Turning these books into movies means making these worlds infinite. Instead of just one version of the story, there are multiple that take on narratives of their own. For instance, the infamous discrepancy between the way Dumbledore calmly questioned Harry in the Goblet of Fire, as the book says, and the way it was portrayed in the movie (who can forget “HARRY DID YAH PUT YAH NAME IN DA GOBLET OF FIYA!!”)

Adapting books into movies also means a new chance at diversifying and refreshing outdated plot values. Iconic books, though well-loved, are often written from western-centric and patriarchal perspectives with little or no space for diverse characters. Adapting these stories into modern movies means getting the chance to retain the heart of the story while refreshing it to be more inclusive. For instance, Hollywood’s most recent adaptation of the 1965 sci-fi novel Dune by Frank Herbert starring Timothee Chalamet and Oscar Isaac—though remained mostly faithful to the original text—included some significant casting differences in an efforts to be more inclusive.

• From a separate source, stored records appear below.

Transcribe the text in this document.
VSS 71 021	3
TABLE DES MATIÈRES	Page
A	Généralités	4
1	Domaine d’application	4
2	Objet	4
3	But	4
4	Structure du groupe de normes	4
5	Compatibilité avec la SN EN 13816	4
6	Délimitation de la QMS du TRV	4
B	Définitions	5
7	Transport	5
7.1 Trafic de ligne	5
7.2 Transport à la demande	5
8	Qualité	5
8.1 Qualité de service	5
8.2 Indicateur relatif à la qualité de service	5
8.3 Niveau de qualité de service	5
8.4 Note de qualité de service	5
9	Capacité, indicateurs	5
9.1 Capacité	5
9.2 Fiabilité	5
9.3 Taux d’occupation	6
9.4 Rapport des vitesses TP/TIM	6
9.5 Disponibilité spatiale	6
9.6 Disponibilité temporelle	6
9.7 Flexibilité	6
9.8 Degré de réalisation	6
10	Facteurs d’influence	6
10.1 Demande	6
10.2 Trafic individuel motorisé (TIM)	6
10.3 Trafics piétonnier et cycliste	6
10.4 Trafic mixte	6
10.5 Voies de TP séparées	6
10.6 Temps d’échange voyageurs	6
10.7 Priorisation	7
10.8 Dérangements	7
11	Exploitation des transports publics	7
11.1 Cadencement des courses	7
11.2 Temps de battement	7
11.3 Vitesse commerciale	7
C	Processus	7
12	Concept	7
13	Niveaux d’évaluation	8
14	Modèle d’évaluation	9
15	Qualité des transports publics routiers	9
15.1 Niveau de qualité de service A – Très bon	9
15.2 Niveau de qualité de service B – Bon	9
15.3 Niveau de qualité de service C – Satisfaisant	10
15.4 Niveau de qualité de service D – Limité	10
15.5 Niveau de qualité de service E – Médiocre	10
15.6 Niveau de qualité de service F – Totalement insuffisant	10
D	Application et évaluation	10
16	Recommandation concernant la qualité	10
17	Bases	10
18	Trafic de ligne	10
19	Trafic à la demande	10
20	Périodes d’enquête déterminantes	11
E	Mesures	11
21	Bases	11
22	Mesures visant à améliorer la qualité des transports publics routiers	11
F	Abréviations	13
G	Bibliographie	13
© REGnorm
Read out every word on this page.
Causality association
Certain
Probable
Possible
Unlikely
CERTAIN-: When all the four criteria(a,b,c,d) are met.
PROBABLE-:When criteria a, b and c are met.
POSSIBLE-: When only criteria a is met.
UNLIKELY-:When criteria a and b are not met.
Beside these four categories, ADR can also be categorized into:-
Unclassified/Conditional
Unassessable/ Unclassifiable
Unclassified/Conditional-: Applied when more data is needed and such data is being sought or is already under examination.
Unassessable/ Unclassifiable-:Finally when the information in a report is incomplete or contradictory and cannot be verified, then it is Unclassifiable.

The character of Liet Kynes, originally written to be a white male, was gender swapped and played by Black actress Sharon Duncan-Brewster in the 2021 adaptation. The character of Chani, originally portrayed by white actress Sean Young in the 1984 production of Dune, was recast and played by Black actress Zendaya. In this case, it is clear to see how adapting books into movies gives young, diverse audiences the chance to see people like themselves playing the characters they love. 

And when did catering to fans become bad practice? Isn’t pleasing the audience and inspiring excitement the very point of these movies? Turning books into movies intensifies the existing adoration for these stories. The way I see it, the existence of these movies bring about so much good that the quality of them doesn’t matter in comparison. Art lives to be loved, and isn’t it a good thing that there is more to love in the world?